Hoy no puedo, ya podré. El corazón necesita reposar en su recámara, dejar que las aguas agitadas por la pena se calmen, que la mente haga las paces con la orfandad flamante, que la vida continúe sin ella. Hoy no puedo, ya podré.
En su lugar, comparto (abajo) un perfil que escribí hace muchos años, en otro tiempo y espacio, intentando rendir tributo al regalo que era ella, su música, su mirada, su amor salvaje por el mundo.

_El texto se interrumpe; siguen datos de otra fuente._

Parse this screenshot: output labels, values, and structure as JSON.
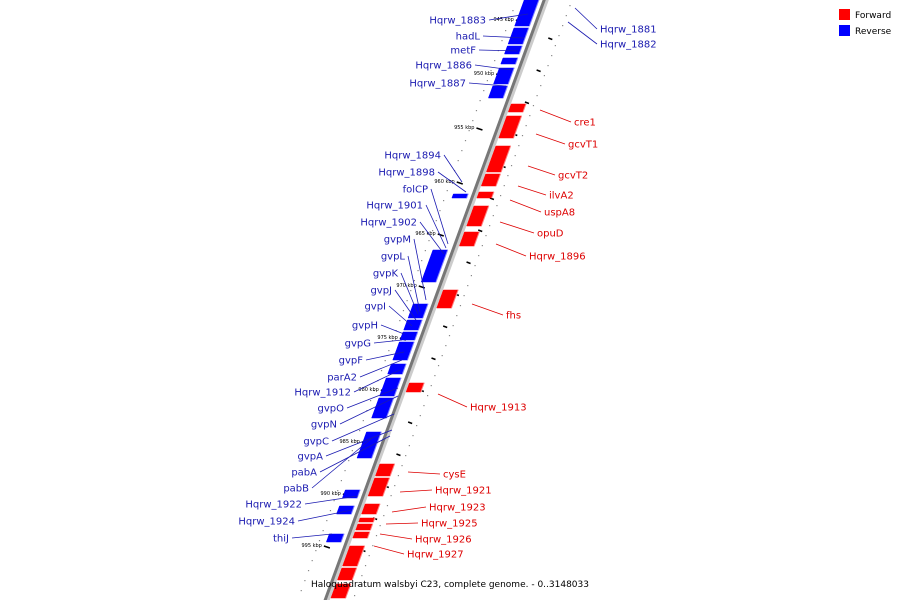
{
  "colors": {
    "forward": "#ff0000",
    "reverse": "#0000ff",
    "axis": "#777777",
    "forward_label": "#dd0000",
    "reverse_label": "#1a1ab0"
  },
  "legend": {
    "forward": "Forward",
    "reverse": "Reverse"
  },
  "caption": "Haloquadratum walsbyi C23, complete genome. - 0..3148033",
  "ticks": [
    "945 kbp",
    "950 kbp",
    "955 kbp",
    "960 kbp",
    "965 kbp",
    "970 kbp",
    "975 kbp",
    "980 kbp",
    "985 kbp",
    "990 kbp",
    "995 kbp"
  ],
  "forward_genes": [
    "cre1",
    "gcvT1",
    "gcvT2",
    "ilvA2",
    "uspA8",
    "opuD",
    "Hqrw_1896",
    "fhs",
    "Hqrw_1913",
    "cysE",
    "Hqrw_1921",
    "Hqrw_1923",
    "Hqrw_1925",
    "Hqrw_1926",
    "Hqrw_1927"
  ],
  "reverse_genes_right": [
    "Hqrw_1881",
    "Hqrw_1882"
  ],
  "reverse_genes_left": [
    "Hqrw_1883",
    "hadL",
    "metF",
    "Hqrw_1886",
    "Hqrw_1887",
    "Hqrw_1894",
    "Hqrw_1898",
    "folCP",
    "Hqrw_1901",
    "Hqrw_1902",
    "gvpM",
    "gvpL",
    "gvpK",
    "gvpJ",
    "gvpI",
    "gvpH",
    "gvpG",
    "gvpF",
    "parA2",
    "Hqrw_1912",
    "gvpO",
    "gvpN",
    "gvpC",
    "gvpA",
    "pabA",
    "pabB",
    "Hqrw_1922",
    "Hqrw_1924",
    "thiJ"
  ]
}
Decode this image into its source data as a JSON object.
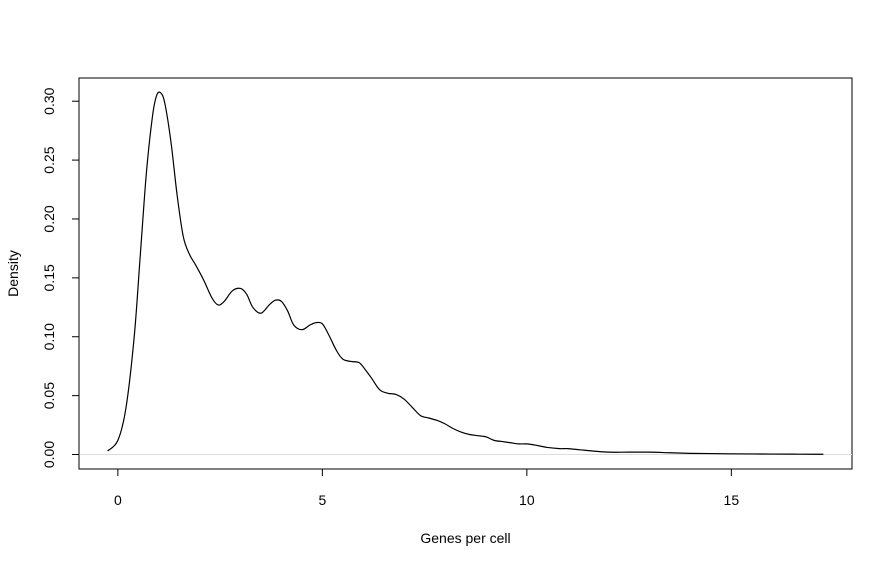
{
  "chart_data": {
    "type": "line",
    "title": "",
    "xlabel": "Genes per cell",
    "ylabel": "Density",
    "xlim": [
      -0.95,
      17.95
    ],
    "ylim": [
      -0.0123,
      0.3197
    ],
    "xticks": [
      0,
      5,
      10,
      15
    ],
    "xtick_labels": [
      "0",
      "5",
      "10",
      "15"
    ],
    "yticks": [
      0.0,
      0.05,
      0.1,
      0.15,
      0.2,
      0.25,
      0.3
    ],
    "ytick_labels": [
      "0.00",
      "0.05",
      "0.10",
      "0.15",
      "0.20",
      "0.25",
      "0.30"
    ],
    "grid": false,
    "zero_line": true,
    "line_color": "#000000",
    "zero_line_color": "#dddddd",
    "series": [
      {
        "x": [
          -0.25,
          0.0,
          0.2,
          0.4,
          0.55,
          0.7,
          0.85,
          0.95,
          1.05,
          1.15,
          1.3,
          1.45,
          1.6,
          1.75,
          1.9,
          2.1,
          2.3,
          2.45,
          2.6,
          2.8,
          3.0,
          3.15,
          3.3,
          3.5,
          3.7,
          3.85,
          4.0,
          4.15,
          4.3,
          4.5,
          4.7,
          4.85,
          5.0,
          5.15,
          5.35,
          5.5,
          5.7,
          5.9,
          6.05,
          6.2,
          6.4,
          6.6,
          6.8,
          7.0,
          7.2,
          7.4,
          7.6,
          7.8,
          8.0,
          8.2,
          8.4,
          8.6,
          8.8,
          9.0,
          9.2,
          9.4,
          9.6,
          9.8,
          10.0,
          10.2,
          10.5,
          10.8,
          11.0,
          11.3,
          11.6,
          12.0,
          12.5,
          13.0,
          13.5,
          14.0,
          14.5,
          15.0,
          15.5,
          16.0,
          16.5,
          17.0,
          17.25
        ],
        "y": [
          0.003,
          0.012,
          0.04,
          0.1,
          0.17,
          0.24,
          0.288,
          0.305,
          0.307,
          0.298,
          0.265,
          0.22,
          0.185,
          0.17,
          0.161,
          0.148,
          0.133,
          0.127,
          0.13,
          0.139,
          0.141,
          0.136,
          0.125,
          0.12,
          0.127,
          0.131,
          0.13,
          0.122,
          0.11,
          0.106,
          0.11,
          0.112,
          0.111,
          0.102,
          0.088,
          0.081,
          0.079,
          0.078,
          0.072,
          0.065,
          0.055,
          0.052,
          0.051,
          0.047,
          0.04,
          0.033,
          0.031,
          0.029,
          0.026,
          0.022,
          0.019,
          0.017,
          0.016,
          0.015,
          0.012,
          0.011,
          0.01,
          0.009,
          0.009,
          0.008,
          0.006,
          0.005,
          0.005,
          0.004,
          0.003,
          0.002,
          0.002,
          0.002,
          0.0015,
          0.001,
          0.0008,
          0.0006,
          0.0005,
          0.0004,
          0.0003,
          0.0002,
          0.0002
        ]
      }
    ]
  }
}
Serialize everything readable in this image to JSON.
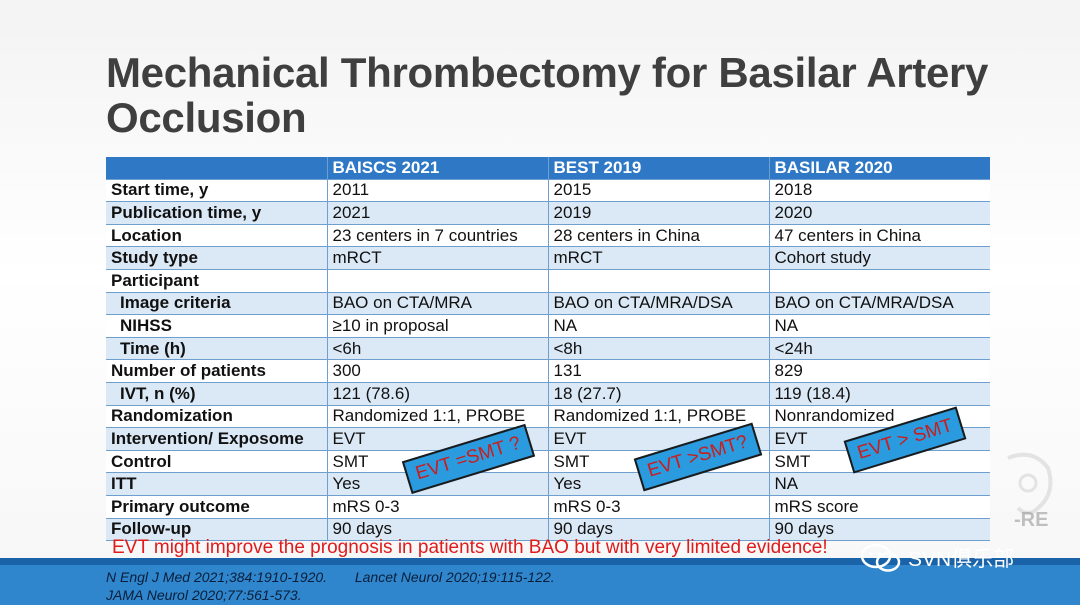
{
  "slide": {
    "title_line1": "Mechanical Thrombectomy for Basilar Artery",
    "title_line2": "Occlusion"
  },
  "table": {
    "headers": [
      "",
      "BAISCS 2021",
      "BEST 2019",
      "BASILAR 2020"
    ],
    "rows": [
      {
        "label": "Start time, y",
        "values": [
          "2011",
          "2015",
          "2018"
        ]
      },
      {
        "label": "Publication time, y",
        "values": [
          "2021",
          "2019",
          "2020"
        ]
      },
      {
        "label": "Location",
        "values": [
          "23 centers in 7 countries",
          "28 centers in China",
          "47 centers in China"
        ]
      },
      {
        "label": "Study type",
        "values": [
          "mRCT",
          "mRCT",
          "Cohort study"
        ]
      },
      {
        "label": "Participant",
        "values": [
          "",
          "",
          ""
        ]
      },
      {
        "label": "Image criteria",
        "values": [
          "BAO on CTA/MRA",
          "BAO on CTA/MRA/DSA",
          "BAO on CTA/MRA/DSA"
        ]
      },
      {
        "label": "NIHSS",
        "values": [
          "≥10 in proposal",
          "NA",
          "NA"
        ]
      },
      {
        "label": "Time (h)",
        "values": [
          "<6h",
          "<8h",
          "<24h"
        ]
      },
      {
        "label": "Number of patients",
        "values": [
          "300",
          "131",
          "829"
        ]
      },
      {
        "label": "IVT, n (%)",
        "values": [
          "121 (78.6)",
          "18 (27.7)",
          "119 (18.4)"
        ]
      },
      {
        "label": "Randomization",
        "values": [
          "Randomized 1:1, PROBE",
          "Randomized 1:1, PROBE",
          "Nonrandomized"
        ]
      },
      {
        "label": "Intervention/ Exposome",
        "values": [
          "EVT",
          "EVT",
          "EVT"
        ]
      },
      {
        "label": "Control",
        "values": [
          "SMT",
          "SMT",
          "SMT"
        ]
      },
      {
        "label": "ITT",
        "values": [
          "Yes",
          "Yes",
          "NA"
        ]
      },
      {
        "label": "Primary outcome",
        "values": [
          "mRS 0-3",
          "mRS 0-3",
          "mRS score"
        ]
      },
      {
        "label": "Follow-up",
        "values": [
          "90 days",
          "90 days",
          "90 days"
        ]
      }
    ]
  },
  "stamps": [
    "EVT =SMT ?",
    "EVT >SMT?",
    "EVT > SMT"
  ],
  "conclusion": "EVT might improve the prognosis in patients with BAO but with very limited evidence!",
  "references": {
    "ref1_journal": "N Engl J Med",
    "ref1_citation": "2021;384:1910-1920.",
    "ref2_journal": "Lancet Neurol",
    "ref2_citation": "2020;19:115-122.",
    "ref3_journal": "JAMA Neurol",
    "ref3_citation": "2020;77:561-573."
  },
  "watermark": {
    "text": "SVN俱乐部",
    "icon": "wechat-icon"
  },
  "logo_fragment_text": "-RE"
}
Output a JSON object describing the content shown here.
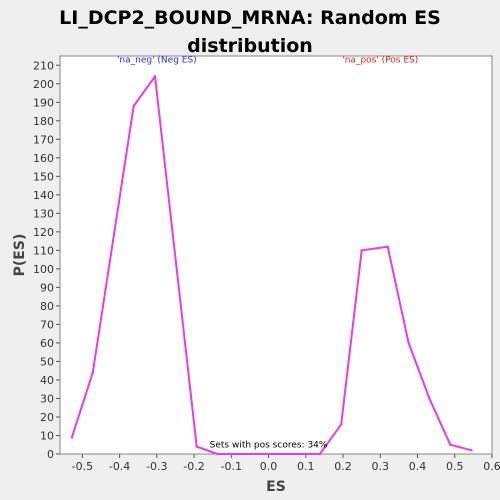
{
  "chart_data": {
    "type": "line",
    "title_lines": [
      "LI_DCP2_BOUND_MRNA: Random ES",
      "distribution"
    ],
    "xlabel": "ES",
    "ylabel": "P(ES)",
    "xlim": [
      -0.56,
      0.6
    ],
    "ylim": [
      0,
      215
    ],
    "x_ticks": [
      -0.5,
      -0.4,
      -0.3,
      -0.2,
      -0.1,
      0.0,
      0.1,
      0.2,
      0.3,
      0.4,
      0.5,
      0.6
    ],
    "x_tick_labels": [
      "-0.5",
      "-0.4",
      "-0.3",
      "-0.2",
      "-0.1",
      "0.0",
      "0.1",
      "0.2",
      "0.3",
      "0.4",
      "0.5",
      "0.6"
    ],
    "y_ticks": [
      0,
      10,
      20,
      30,
      40,
      50,
      60,
      70,
      80,
      90,
      100,
      110,
      120,
      130,
      140,
      150,
      160,
      170,
      180,
      190,
      200,
      210
    ],
    "y_tick_labels": [
      "0",
      "10",
      "20",
      "30",
      "40",
      "50",
      "60",
      "70",
      "80",
      "90",
      "100",
      "110",
      "120",
      "130",
      "140",
      "150",
      "160",
      "170",
      "180",
      "190",
      "200",
      "210"
    ],
    "series": [
      {
        "name": "Random ES",
        "color": "#e83ce8",
        "x": [
          -0.528,
          -0.472,
          -0.362,
          -0.305,
          -0.193,
          -0.137,
          0.138,
          0.195,
          0.25,
          0.32,
          0.376,
          0.432,
          0.488,
          0.545
        ],
        "y": [
          9,
          44,
          188,
          204,
          4,
          0,
          0,
          16,
          110,
          112,
          60,
          30,
          5,
          2
        ]
      }
    ],
    "annotations": [
      {
        "text": "'na_neg' (Neg ES)",
        "color": "#2a2af0",
        "x": -0.3,
        "y": 210
      },
      {
        "text": "'na_pos' (Pos ES)",
        "color": "#e02020",
        "x": 0.3,
        "y": 210
      },
      {
        "text": "Sets with pos scores: 34%",
        "color": "#000000",
        "x": 0.0,
        "y": 2
      }
    ]
  }
}
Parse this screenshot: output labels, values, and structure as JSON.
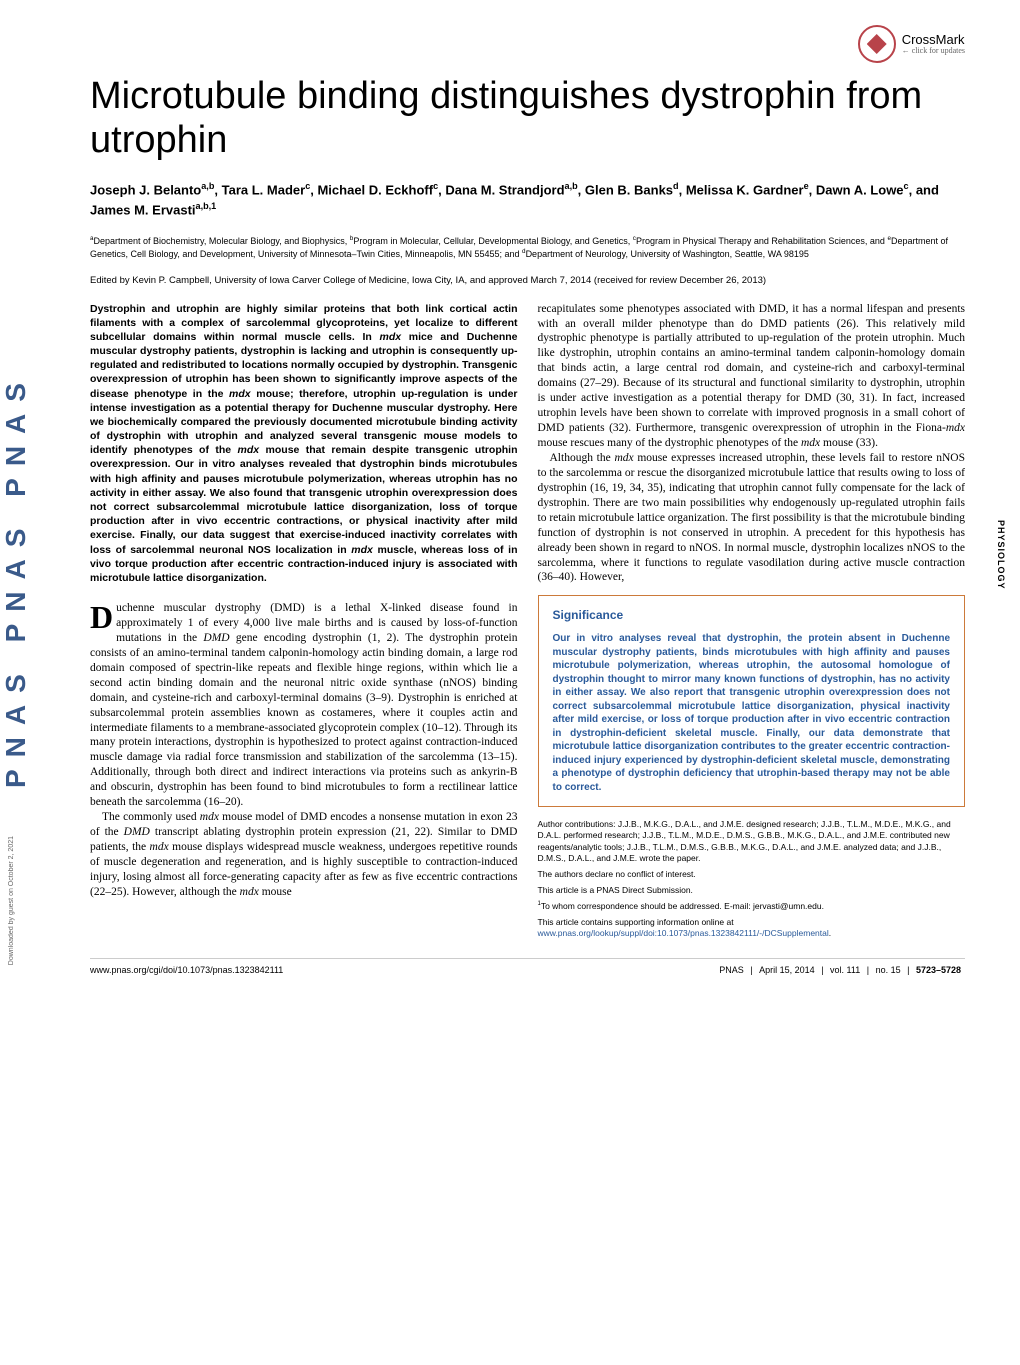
{
  "crossmark": {
    "label": "CrossMark",
    "sub": "← click for updates"
  },
  "title": "Microtubule binding distinguishes dystrophin from utrophin",
  "authors_html": "Joseph J. Belanto<sup>a,b</sup>, Tara L. Mader<sup>c</sup>, Michael D. Eckhoff<sup>c</sup>, Dana M. Strandjord<sup>a,b</sup>, Glen B. Banks<sup>d</sup>, Melissa K. Gardner<sup>e</sup>, Dawn A. Lowe<sup>c</sup>, and James M. Ervasti<sup>a,b,1</sup>",
  "affiliations_html": "<sup>a</sup>Department of Biochemistry, Molecular Biology, and Biophysics, <sup>b</sup>Program in Molecular, Cellular, Developmental Biology, and Genetics, <sup>c</sup>Program in Physical Therapy and Rehabilitation Sciences, and <sup>e</sup>Department of Genetics, Cell Biology, and Development, University of Minnesota–Twin Cities, Minneapolis, MN 55455; and <sup>d</sup>Department of Neurology, University of Washington, Seattle, WA 98195",
  "edited": "Edited by Kevin P. Campbell, University of Iowa Carver College of Medicine, Iowa City, IA, and approved March 7, 2014 (received for review December 26, 2013)",
  "abstract_html": "Dystrophin and utrophin are highly similar proteins that both link cortical actin filaments with a complex of sarcolemmal glycoproteins, yet localize to different subcellular domains within normal muscle cells. In <i>mdx</i> mice and Duchenne muscular dystrophy patients, dystrophin is lacking and utrophin is consequently up-regulated and redistributed to locations normally occupied by dystrophin. Transgenic overexpression of utrophin has been shown to significantly improve aspects of the disease phenotype in the <i>mdx</i> mouse; therefore, utrophin up-regulation is under intense investigation as a potential therapy for Duchenne muscular dystrophy. Here we biochemically compared the previously documented microtubule binding activity of dystrophin with utrophin and analyzed several transgenic mouse models to identify phenotypes of the <i>mdx</i> mouse that remain despite transgenic utrophin overexpression. Our in vitro analyses revealed that dystrophin binds microtubules with high affinity and pauses microtubule polymerization, whereas utrophin has no activity in either assay. We also found that transgenic utrophin overexpression does not correct subsarcolemmal microtubule lattice disorganization, loss of torque production after in vivo eccentric contractions, or physical inactivity after mild exercise. Finally, our data suggest that exercise-induced inactivity correlates with loss of sarcolemmal neuronal NOS localization in <i>mdx</i> muscle, whereas loss of in vivo torque production after eccentric contraction-induced injury is associated with microtubule lattice disorganization.",
  "left_body_html": "<p><span class=\"dropcap\">D</span>uchenne muscular dystrophy (DMD) is a lethal X-linked disease found in approximately 1 of every 4,000 live male births and is caused by loss-of-function mutations in the <i>DMD</i> gene encoding dystrophin (1, 2). The dystrophin protein consists of an amino-terminal tandem calponin-homology actin binding domain, a large rod domain composed of spectrin-like repeats and flexible hinge regions, within which lie a second actin binding domain and the neuronal nitric oxide synthase (nNOS) binding domain, and cysteine-rich and carboxyl-terminal domains (3–9). Dystrophin is enriched at subsarcolemmal protein assemblies known as costameres, where it couples actin and intermediate filaments to a membrane-associated glycoprotein complex (10–12). Through its many protein interactions, dystrophin is hypothesized to protect against contraction-induced muscle damage via radial force transmission and stabilization of the sarcolemma (13–15). Additionally, through both direct and indirect interactions via proteins such as ankyrin-B and obscurin, dystrophin has been found to bind microtubules to form a rectilinear lattice beneath the sarcolemma (16–20).</p><p>The commonly used <i>mdx</i> mouse model of DMD encodes a nonsense mutation in exon 23 of the <i>DMD</i> transcript ablating dystrophin protein expression (21, 22). Similar to DMD patients, the <i>mdx</i> mouse displays widespread muscle weakness, undergoes repetitive rounds of muscle degeneration and regeneration, and is highly susceptible to contraction-induced injury, losing almost all force-generating capacity after as few as five eccentric contractions (22–25). However, although the <i>mdx</i> mouse</p>",
  "right_body_html": "<p style=\"text-indent:0\">recapitulates some phenotypes associated with DMD, it has a normal lifespan and presents with an overall milder phenotype than do DMD patients (26). This relatively mild dystrophic phenotype is partially attributed to up-regulation of the protein utrophin. Much like dystrophin, utrophin contains an amino-terminal tandem calponin-homology domain that binds actin, a large central rod domain, and cysteine-rich and carboxyl-terminal domains (27–29). Because of its structural and functional similarity to dystrophin, utrophin is under active investigation as a potential therapy for DMD (30, 31). In fact, increased utrophin levels have been shown to correlate with improved prognosis in a small cohort of DMD patients (32). Furthermore, transgenic overexpression of utrophin in the Fiona-<i>mdx</i> mouse rescues many of the dystrophic phenotypes of the <i>mdx</i> mouse (33).</p><p>Although the <i>mdx</i> mouse expresses increased utrophin, these levels fail to restore nNOS to the sarcolemma or rescue the disorganized microtubule lattice that results owing to loss of dystrophin (16, 19, 34, 35), indicating that utrophin cannot fully compensate for the lack of dystrophin. There are two main possibilities why endogenously up-regulated utrophin fails to retain microtubule lattice organization. The first possibility is that the microtubule binding function of dystrophin is not conserved in utrophin. A precedent for this hypothesis has already been shown in regard to nNOS. In normal muscle, dystrophin localizes nNOS to the sarcolemma, where it functions to regulate vasodilation during active muscle contraction (36–40). However,</p>",
  "significance": {
    "title": "Significance",
    "body": "Our in vitro analyses reveal that dystrophin, the protein absent in Duchenne muscular dystrophy patients, binds microtubules with high affinity and pauses microtubule polymerization, whereas utrophin, the autosomal homologue of dystrophin thought to mirror many known functions of dystrophin, has no activity in either assay. We also report that transgenic utrophin overexpression does not correct subsarcolemmal microtubule lattice disorganization, physical inactivity after mild exercise, or loss of torque production after in vivo eccentric contraction in dystrophin-deficient skeletal muscle. Finally, our data demonstrate that microtubule lattice disorganization contributes to the greater eccentric contraction-induced injury experienced by dystrophin-deficient skeletal muscle, demonstrating a phenotype of dystrophin deficiency that utrophin-based therapy may not be able to correct."
  },
  "footnotes": {
    "contrib": "Author contributions: J.J.B., M.K.G., D.A.L., and J.M.E. designed research; J.J.B., T.L.M., M.D.E., M.K.G., and D.A.L. performed research; J.J.B., T.L.M., M.D.E., D.M.S., G.B.B., M.K.G., D.A.L., and J.M.E. contributed new reagents/analytic tools; J.J.B., T.L.M., D.M.S., G.B.B., M.K.G., D.A.L., and J.M.E. analyzed data; and J.J.B., D.M.S., D.A.L., and J.M.E. wrote the paper.",
    "conflict": "The authors declare no conflict of interest.",
    "direct": "This article is a PNAS Direct Submission.",
    "corr": "To whom correspondence should be addressed. E-mail: jervasti@umn.edu.",
    "supp_prefix": "This article contains supporting information online at ",
    "supp_link": "www.pnas.org/lookup/suppl/doi:10.1073/pnas.1323842111/-/DCSupplemental",
    "supp_suffix": "."
  },
  "footer": {
    "doi": "www.pnas.org/cgi/doi/10.1073/pnas.1323842111",
    "journal": "PNAS",
    "date": "April 15, 2014",
    "vol": "vol. 111",
    "no": "no. 15",
    "pages": "5723–5728"
  },
  "side_tab": "PHYSIOLOGY",
  "sidebar_logo": "PNAS  PNAS  PNAS",
  "download_note": "Downloaded by guest on October 2, 2021",
  "colors": {
    "accent_blue": "#2a5a9a",
    "sig_border": "#cc7a3a",
    "crossmark_red": "#b8434a"
  }
}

Quienes saben de mi amor por ella muchas veces me preguntaron por qué no procuraba entrevistarla (no daba entrevistas, salvo milagros), ser su traductora, acercarme de una u otra manera. Lo cierto es que nunca me hizo falta. Me colmaba saberla ahí, atravesando el bosque a solas, con la libreta pequeña embutida en el bolsillo, enmudeciendo por horas a la espera de aquel ciervo, conversando con las ranas del estanque, cambiando cualquier galardón por un atisbo más de ese zorro gris.
Hoy no hay palabras, no hay citas, no hay poesía. Solo esta inmensa gratitud que me abre el pecho al medio y me roba el aliento. Ella y sus lunas, sus zorros, su alma abismal.